My Nonprofit Reviews
Review for Diveheart Foundation, Downers Grove, IL, USA
Have you ever been in a group of 40 people and started to get the feeling that they were all saints? Strangest feeling ever and precisely what I was feeling on the boat of my first scuba trip in July of this year.
I have a very strange degenerative peripheral neuropathy which appears as a C5 complete. I used to be a lot better and in the future I'll probably be a lot worse. It's the nature of the beast.
In April 2016, Michelle approached me about Diveheart. She made the sale and I began the paperwork process. After a couple of weeks, I was in.
All my logs are publicly available at: https://www.facebook.com/chrisuzal
When a full face mask was put on and I was submerged, I was completely hooked. They were holding me and I was getting to know them as much as they were getting to know me but there was something else: I was also getting to know me.
I started kicking. Probably not much thrust but there it was, the beginning. And maybe a return to a fight where I was forced out. Maybe scuba is where I should have always been but that old fight is the older than Diveheart by a few years so I didn't think much of it.

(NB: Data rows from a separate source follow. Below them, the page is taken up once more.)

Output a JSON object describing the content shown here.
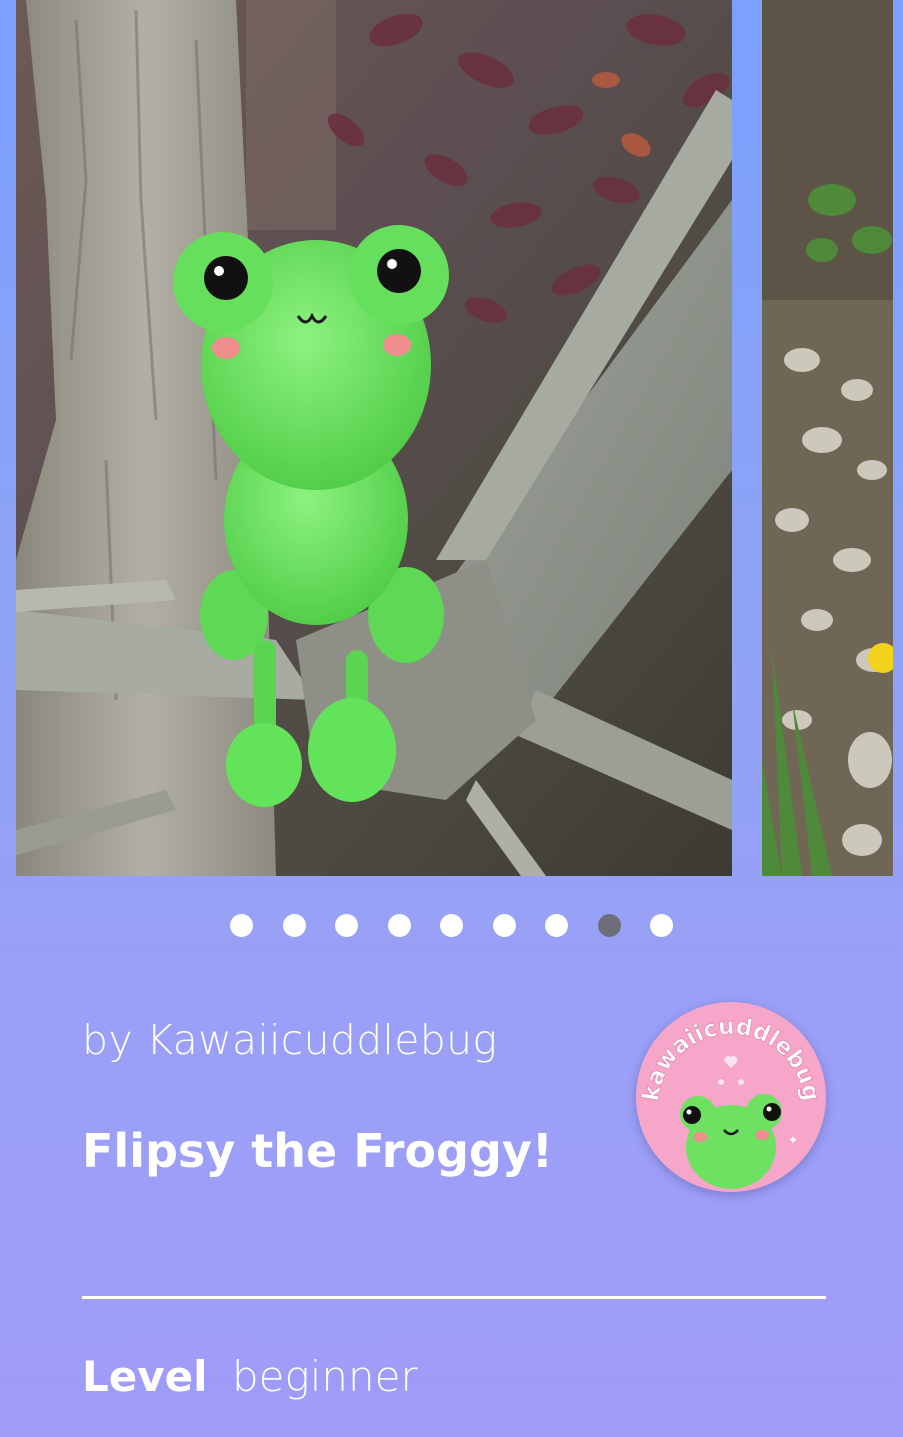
{
  "carousel": {
    "slides": [
      {
        "label": "frog-photo-main"
      },
      {
        "label": "garden-photo-next"
      }
    ],
    "dot_count": 9,
    "active_index": 7,
    "dot_color": "#ffffff",
    "active_dot_color": "#6e6e78"
  },
  "pattern": {
    "author_prefix": "by",
    "author_name": "Kawaiicuddlebug",
    "title": "Flipsy the Froggy!",
    "avatar_text": "kawaiicuddlebug",
    "level_label": "Level",
    "level_value": "beginner"
  },
  "colors": {
    "background_top": "#7ba0ff",
    "background_bottom": "#a09cf9",
    "frog_green": "#63e35a",
    "avatar_pink": "#f6a6c9"
  }
}
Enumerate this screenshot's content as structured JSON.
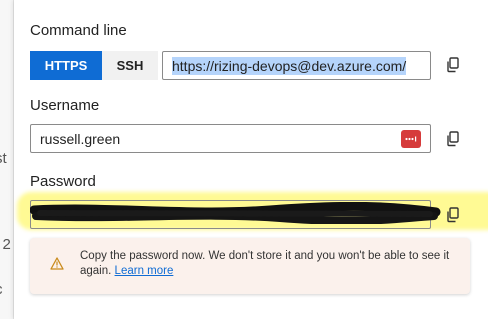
{
  "background": {
    "fragments": [
      "st",
      "l 2",
      "c"
    ]
  },
  "command_line": {
    "label": "Command line",
    "protocols": [
      {
        "label": "HTTPS",
        "active": true
      },
      {
        "label": "SSH",
        "active": false
      }
    ],
    "url": "https://rizing-devops@dev.azure.com/"
  },
  "username": {
    "label": "Username",
    "value": "russell.green"
  },
  "password": {
    "label": "Password",
    "redacted": true
  },
  "notice": {
    "message": "Copy the password now. We don't store it and you won't be able to see it again.",
    "link": "Learn more"
  },
  "icons": {
    "copy": "copy-icon",
    "warning": "warning-icon",
    "password_manager": "password-manager-icon"
  },
  "colors": {
    "accent": "#0f6cd4",
    "highlight": "#b5d4fb",
    "annotation": "#fff53c",
    "notice_bg": "#fbf1ec",
    "warning": "#c98a1a",
    "password_manager_badge": "#d63b3b"
  }
}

The road I am on is fine. While nothing happens the day before, I feel like I was born to scuba dive. I quickly learned Wilhelmina was the person who made this all work. She seems like a blur at 100 miles per hour above the surface but she is a guardian angel underwater. Every single volunteer I met through her was also, as far as I could tell, a saint.
This nonprofit… So many good people… How?… Why?… time itself should expose the bad apples. Right? Nope.
I kept hearing about this "Jim" guy. I saw him on YouTube. Learned the background story. Seen enough science fiction and real-life nonprofits to just take it with a grain of salt. When do I get into the water?
July was about to roll around and Willa tells me there is a slot open. I willed myself down there. Complex before, during and after. The story is way too big for this venue.
Suffice it to say, Jim was the first guy to greet me when I entered the hotel. He is as advertised. Good dude.
What you don't see in this review of the Diveheart Foundation is anything ax grindy about how the organization functions. This is because nothing to grind about. The only time end users like me run into the organizational side is in the beginning.
It's very simple: get your medical paperwork completed and you can start learning what it feels like to scuba dive. Stick around and you'll get the real thing on a dive trip in the ocean that pushes you around and probably doesn't even know you exist. You learn how to safely traverse this planet under the ocean and completely forget your nontrivial disabilities are a thing.
Put me in zero G and bother me tomorrow.